I have a professional blog on web design and analytics (with a somewhat off-topic but satisfying post on top at the moment) and separating that out has allowed me to use this personal blog, QuakerRanter, for whatever I like. Most regularly readers would say it focuses on Quakerism and cute kid pictures and while those are the most common posts, the most read posts are the minor fascinations I indulge myself with occasionally. Quaker plain dress is something I practice but don’t think about most of the time (806 readers in past month). My wife and I love to bust on bad baby names and unfairly unpopular baby names (627 visits). I’ve also detailed some outings to semi-legendary South Jersey haunts (317) and score high on searches to them.
The conventional wisdom of the blog-as-publicity tool crowd would probably say these off-topic posts are distracting my core audience. Perhaps, but they’re infrequent on the blog and long-lived on Google. Besides, I think it helps people to know I’m not just obsessed with one topic. Being a part of a real community means knowing each other in all of our quirks. I’m more tender and forgiving of other Quaker bloggers when I know more of their story: it puts what they say into a context that makes it sound more lived, less ideological. There’s certainly good reasons for tightly-focused professional blogs (I’d drop Techcrunch from my blogroll if they started posting kids pictures!), but as more people read posts through feeds and aggregators I wonder if there’s going to be as much pressure for personal, community-oriented blogs to be as single-minded in their focus.
We all have diverse, quirky interests so why not indulge them? I have seen blogs that try too hard to pander to particular audiences and boy, are they boring! A certain degree of idiosyncrasy and subjective orneriness is probably essential. Personality is at least as important as focus.

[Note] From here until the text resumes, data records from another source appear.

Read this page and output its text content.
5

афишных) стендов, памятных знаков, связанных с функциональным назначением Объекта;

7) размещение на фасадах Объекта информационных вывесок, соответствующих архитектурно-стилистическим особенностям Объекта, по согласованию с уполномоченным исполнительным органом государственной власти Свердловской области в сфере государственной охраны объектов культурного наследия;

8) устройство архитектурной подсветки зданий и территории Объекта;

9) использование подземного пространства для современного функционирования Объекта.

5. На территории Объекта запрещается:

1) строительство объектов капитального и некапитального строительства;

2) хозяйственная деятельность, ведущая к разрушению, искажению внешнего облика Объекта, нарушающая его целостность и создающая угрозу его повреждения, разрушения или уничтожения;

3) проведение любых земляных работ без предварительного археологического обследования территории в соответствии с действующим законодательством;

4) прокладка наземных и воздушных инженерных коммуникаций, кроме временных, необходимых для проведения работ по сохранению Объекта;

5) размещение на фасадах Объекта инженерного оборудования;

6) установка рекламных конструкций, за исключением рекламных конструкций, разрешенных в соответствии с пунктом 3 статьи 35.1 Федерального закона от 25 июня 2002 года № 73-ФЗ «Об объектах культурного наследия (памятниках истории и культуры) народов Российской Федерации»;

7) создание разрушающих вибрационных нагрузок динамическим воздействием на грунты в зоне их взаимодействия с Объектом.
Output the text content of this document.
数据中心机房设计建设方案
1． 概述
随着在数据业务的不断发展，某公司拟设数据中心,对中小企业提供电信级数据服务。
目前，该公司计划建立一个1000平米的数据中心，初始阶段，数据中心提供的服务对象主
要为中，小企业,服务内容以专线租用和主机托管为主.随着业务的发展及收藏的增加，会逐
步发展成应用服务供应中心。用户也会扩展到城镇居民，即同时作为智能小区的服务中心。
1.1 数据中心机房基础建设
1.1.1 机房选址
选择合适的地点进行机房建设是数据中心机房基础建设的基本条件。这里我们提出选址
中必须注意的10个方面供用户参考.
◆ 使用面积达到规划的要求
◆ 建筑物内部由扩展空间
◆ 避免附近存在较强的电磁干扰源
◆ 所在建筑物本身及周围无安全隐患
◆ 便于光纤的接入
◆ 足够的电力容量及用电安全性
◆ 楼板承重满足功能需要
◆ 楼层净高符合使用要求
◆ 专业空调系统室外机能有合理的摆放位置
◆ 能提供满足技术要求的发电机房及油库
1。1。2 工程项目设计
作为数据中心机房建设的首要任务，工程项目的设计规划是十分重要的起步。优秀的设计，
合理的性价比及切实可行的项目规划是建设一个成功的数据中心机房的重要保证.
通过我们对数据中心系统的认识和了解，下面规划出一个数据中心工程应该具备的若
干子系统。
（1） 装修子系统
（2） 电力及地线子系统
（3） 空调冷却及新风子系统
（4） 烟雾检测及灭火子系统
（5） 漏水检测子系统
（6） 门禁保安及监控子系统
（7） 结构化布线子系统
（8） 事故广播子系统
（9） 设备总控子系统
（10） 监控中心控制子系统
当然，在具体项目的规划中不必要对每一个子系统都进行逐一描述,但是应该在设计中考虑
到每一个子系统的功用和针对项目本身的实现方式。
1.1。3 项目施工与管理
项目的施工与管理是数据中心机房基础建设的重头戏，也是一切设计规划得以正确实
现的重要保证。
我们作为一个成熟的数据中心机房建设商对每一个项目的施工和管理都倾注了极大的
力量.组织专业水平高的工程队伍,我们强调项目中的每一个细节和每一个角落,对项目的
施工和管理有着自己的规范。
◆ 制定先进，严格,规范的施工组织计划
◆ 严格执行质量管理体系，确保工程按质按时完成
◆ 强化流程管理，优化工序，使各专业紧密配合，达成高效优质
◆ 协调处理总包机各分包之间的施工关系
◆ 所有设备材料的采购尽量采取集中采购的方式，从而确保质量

PS: I’m also interested in making sure I don’t loose the core audience with all my side trips, hence the “latest Quaker posts” at the top of the page. I have at least one request for a Quaker-only RSS feed and will eventually get that going.
PPS: As if on queue, the next post in Google Reader after Eileen’s is Avinish Kaushik’s Blog Metrics: Six recommendations for measuring your success. Parts of it are probably a bit technical for most QR readers but it’s useful for thinking about blogs as outreach.